People with bipolar disorder experience periods of unusually intense emotions that can lead to changes in sleep patterns and energy levels, and they may exhibit unusual behaviors. These mood changes are drastically different than the moods that are typical for the person, and are marked by shifts between "high" manic episodes and "low" depressive episodes.

Symptoms of a manic episode may include:

  • Feeling very "up," "high," or elated
  • Having a lot of energy and increase in activity level
  • Feeling "jumpy" or "wired"
  • Having trouble sleeping
  • Talking really fast and jumping to different topics
  • Becoming easily agitated or irritable
  • Feeling your thoughts go by very fast
  • Thinking you are capable of doing many things at once
  • Risky behavior, such as spending a lot of money or having reckless sex

Symptoms of a depressive episode may include:

  • Feeling very sad, down, empty or hopeless
  • Having very little energy, feeling tired or "slowed down"
  • Decreased activity levels
  • Trouble sleeping, sleeping too much or too little
  • Trouble concentrating
  • Feeling like nothing is enjoyable
  • Forgetfulness
  • Eating too much or too little
  • Thoughts about death and suicide

Risk factors for bipolar disorder

Scientists are still trying to determine the underlying reasons why some people develop bipolar disorder. Most agree that there is no single cause.

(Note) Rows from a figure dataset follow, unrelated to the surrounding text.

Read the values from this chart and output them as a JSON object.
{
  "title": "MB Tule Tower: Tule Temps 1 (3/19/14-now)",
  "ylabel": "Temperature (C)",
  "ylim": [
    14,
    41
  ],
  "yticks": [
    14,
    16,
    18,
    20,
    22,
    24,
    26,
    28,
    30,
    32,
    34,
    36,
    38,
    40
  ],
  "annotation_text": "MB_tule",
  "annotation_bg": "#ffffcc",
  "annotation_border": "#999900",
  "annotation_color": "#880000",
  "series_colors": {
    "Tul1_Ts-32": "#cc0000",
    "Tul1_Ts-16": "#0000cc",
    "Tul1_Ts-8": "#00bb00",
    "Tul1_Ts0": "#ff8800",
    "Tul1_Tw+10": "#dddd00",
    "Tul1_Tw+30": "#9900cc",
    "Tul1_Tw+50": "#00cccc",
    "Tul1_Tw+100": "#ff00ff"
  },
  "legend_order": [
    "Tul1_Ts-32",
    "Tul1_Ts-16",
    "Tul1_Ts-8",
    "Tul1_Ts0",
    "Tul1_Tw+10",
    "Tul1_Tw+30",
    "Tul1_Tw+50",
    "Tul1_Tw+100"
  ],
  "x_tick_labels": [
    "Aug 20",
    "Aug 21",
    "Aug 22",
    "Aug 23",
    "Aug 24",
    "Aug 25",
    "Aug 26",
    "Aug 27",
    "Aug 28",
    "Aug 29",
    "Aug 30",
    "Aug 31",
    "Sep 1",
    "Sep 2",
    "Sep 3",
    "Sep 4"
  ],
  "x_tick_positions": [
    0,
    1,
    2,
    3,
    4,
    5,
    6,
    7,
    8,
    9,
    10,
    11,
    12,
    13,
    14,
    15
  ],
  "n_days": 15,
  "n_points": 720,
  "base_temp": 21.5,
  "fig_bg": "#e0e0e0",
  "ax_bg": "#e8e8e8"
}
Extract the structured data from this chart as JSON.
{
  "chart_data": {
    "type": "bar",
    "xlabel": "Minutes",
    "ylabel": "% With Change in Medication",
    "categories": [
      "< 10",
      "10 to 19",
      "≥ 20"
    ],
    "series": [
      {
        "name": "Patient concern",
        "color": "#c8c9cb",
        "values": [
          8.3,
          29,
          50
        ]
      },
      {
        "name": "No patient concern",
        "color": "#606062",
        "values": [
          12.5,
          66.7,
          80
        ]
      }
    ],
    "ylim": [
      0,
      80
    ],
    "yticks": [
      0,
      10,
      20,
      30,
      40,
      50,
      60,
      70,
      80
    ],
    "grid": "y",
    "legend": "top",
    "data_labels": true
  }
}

However, there are some known risk factors. Bipolar disorder tends to run in families, so children with a parent or sibling with the condition are much more likely to develop it. Some research also suggests that people with certain genes are more likely to get bipolar disorder than others.

Other studies have found that the structure and functioning of the brains of those with bipolar disorder may differ from the brains of healthy people. Scientists are studying these differences, as well as genetic differences, to better understand the disorder and predict which treatments will be most effective.

Getting help: Diagnosis and treatment of bipolar disorder

If you think you or your child may be suffering from bipolar disorder, talk to your doctor. A psychiatrist or other mental health expert can evaluate the symptoms and behaviors you're experiencing to determine whether you meet the criteria for a diagnosis of bipolar disorder.

A diagnosis can help you get proper treatment in the form of psychotherapy, medications, or most likely a combination of both. Long-term, continuous treatment can help control symptoms.

For immediate help if you are in a crisis, call the toll-free National Suicide Prevention Lifeline at 1-800-273-TALK (8255), which is available 24 hours a day, 7 days a week. All calls are confidential.

If you are having thoughts of harming yourself or thinking about suicide, tell someone who can help, such as a trusted loved one, your doctor, your licensed mental health professional if you already have one, or go to the nearest hospital emergency department.

If a loved one is considering suicide, do not leave him or her alone and try to get the person to seek help from a doctor or the nearest hospital emergency department or dial 911. It's important to remember to remove access to firearms, medications, or any other potential tools for suicide.